SOL History and Social Science

Standards of Learning history and social science assessments, including Virginia Studies and Civics and Economics.

When given:
spring
Frequency:
annual
Official source
Alternate assessment

Virginia Alternate Assessment Program

Alternate assessment program for eligible students with significant cognitive disabilities, covering state-tested grades and subjects.

When given:
state testing window
Frequency:
annual
Official source
National Monitoring

NAEP (National Assessment of Educational Progress)

Federally administered sample-based assessment in reading, mathematics, science, writing, and other subjects. NAEP results inform state-by-state comparisons rather than individual student or school accountability.

When given:
biennial in winter
Frequency:
every two years
Official source
Common Questions
  • What does social studies look like this year?

    Students study Virginia from its first peoples through today. They learn about the land and rivers, the Jamestown settlement, slavery, the Revolution, the Civil War, and the Civil Rights Movement. The year ends with how Virginia fits into the world now.

  • How can families help with social studies at home?

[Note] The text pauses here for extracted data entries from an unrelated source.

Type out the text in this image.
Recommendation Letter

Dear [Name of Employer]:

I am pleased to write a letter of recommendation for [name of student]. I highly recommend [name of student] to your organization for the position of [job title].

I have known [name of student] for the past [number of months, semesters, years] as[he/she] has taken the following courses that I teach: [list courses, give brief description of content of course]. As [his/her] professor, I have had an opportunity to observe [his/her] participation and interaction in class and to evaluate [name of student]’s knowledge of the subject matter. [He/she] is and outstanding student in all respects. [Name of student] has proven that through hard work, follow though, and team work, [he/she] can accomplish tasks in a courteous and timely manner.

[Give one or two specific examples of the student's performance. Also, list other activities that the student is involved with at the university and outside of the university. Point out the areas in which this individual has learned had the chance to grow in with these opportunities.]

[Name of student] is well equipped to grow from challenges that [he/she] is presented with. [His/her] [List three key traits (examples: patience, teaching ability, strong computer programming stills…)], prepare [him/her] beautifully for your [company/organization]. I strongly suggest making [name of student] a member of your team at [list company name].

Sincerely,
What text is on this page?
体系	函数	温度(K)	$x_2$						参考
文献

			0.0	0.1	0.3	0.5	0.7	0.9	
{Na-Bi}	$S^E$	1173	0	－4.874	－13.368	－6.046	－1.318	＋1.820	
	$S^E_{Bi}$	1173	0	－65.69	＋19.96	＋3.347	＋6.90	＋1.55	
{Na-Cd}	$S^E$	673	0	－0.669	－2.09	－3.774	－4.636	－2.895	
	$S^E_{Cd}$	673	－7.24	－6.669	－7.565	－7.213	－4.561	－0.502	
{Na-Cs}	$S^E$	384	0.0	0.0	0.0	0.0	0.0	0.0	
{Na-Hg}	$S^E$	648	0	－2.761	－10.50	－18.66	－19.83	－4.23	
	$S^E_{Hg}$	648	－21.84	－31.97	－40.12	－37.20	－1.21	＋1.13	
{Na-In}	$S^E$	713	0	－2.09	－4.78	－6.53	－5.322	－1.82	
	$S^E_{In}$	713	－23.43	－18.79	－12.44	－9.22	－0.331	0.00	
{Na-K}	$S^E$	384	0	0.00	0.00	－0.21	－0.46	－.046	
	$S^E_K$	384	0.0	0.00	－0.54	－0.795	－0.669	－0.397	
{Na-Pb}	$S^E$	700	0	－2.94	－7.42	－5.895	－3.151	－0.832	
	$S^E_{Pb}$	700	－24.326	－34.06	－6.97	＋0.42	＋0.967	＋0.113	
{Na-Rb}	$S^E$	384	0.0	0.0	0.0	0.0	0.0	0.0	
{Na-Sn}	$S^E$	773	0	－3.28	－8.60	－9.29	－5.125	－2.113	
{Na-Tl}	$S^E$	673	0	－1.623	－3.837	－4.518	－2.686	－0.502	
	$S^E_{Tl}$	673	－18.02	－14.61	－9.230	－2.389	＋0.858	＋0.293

    Talk about places students have been in Virginia and look them up on a map. Visit a local historic site, museum, or marker when there is time. Even a ten-minute conversation about a person or event from class helps the names and dates stick.

  • My child gets overwhelmed by all the names and dates. What helps?

    Pick one person or event each week and ask students to tell the story in their own words. A simple timeline taped to the fridge, with three or four events at a time, beats trying to memorize a long list. Connections matter more than dates.

  • What does mastery look like by the end of the year?

    Students can place big events in Virginia history in order and explain causes and effects in plain language. They can read a map of the state's regions, use a primary source to answer a question, and discuss hard topics like slavery and segregation with care.

  • How should the year be sequenced?

    Most teachers start with geography and the five regions, then move chronologically from Indigenous nations through Jamestown, the Revolution, the Civil War, Reconstruction, and into the 20th and 21st centuries. Building a class timeline as the year goes helps students see how each unit connects to the next.

  • Which topics usually need the most reteaching?

    The five geographic regions, the difference between indentured servants and enslaved people, and the causes of the Civil War tend to need a second pass. Reconstruction, Jim Crow, and Massive Resistance also need careful time so students understand how laws and court cases shaped daily life.

  • How are hard topics like slavery and segregation handled?

    These topics are taught directly and honestly, with age-appropriate language and real stories of people who resisted, like Harriet Tubman, Barbara Johns, and Oliver Hill. Families can support this by answering questions calmly and letting students know it is okay to feel upset about what they learn.

  • What primary sources should students be working with?

    Plan to use maps, photographs, artifacts from places like Werowocomoco and Jamestown, and short excerpts from the Virginia Declaration of Rights and the Declaration of Independence. Pair each source with one focused question so students practice pulling evidence rather than just reading around it.

  • How do I know my child is ready for fifth grade social studies?

    By spring, students should be able to read a basic map, put major Virginia events in order, and explain why something happened, not just what happened. If students can retell a story from history and point to a cause, they are in good shape.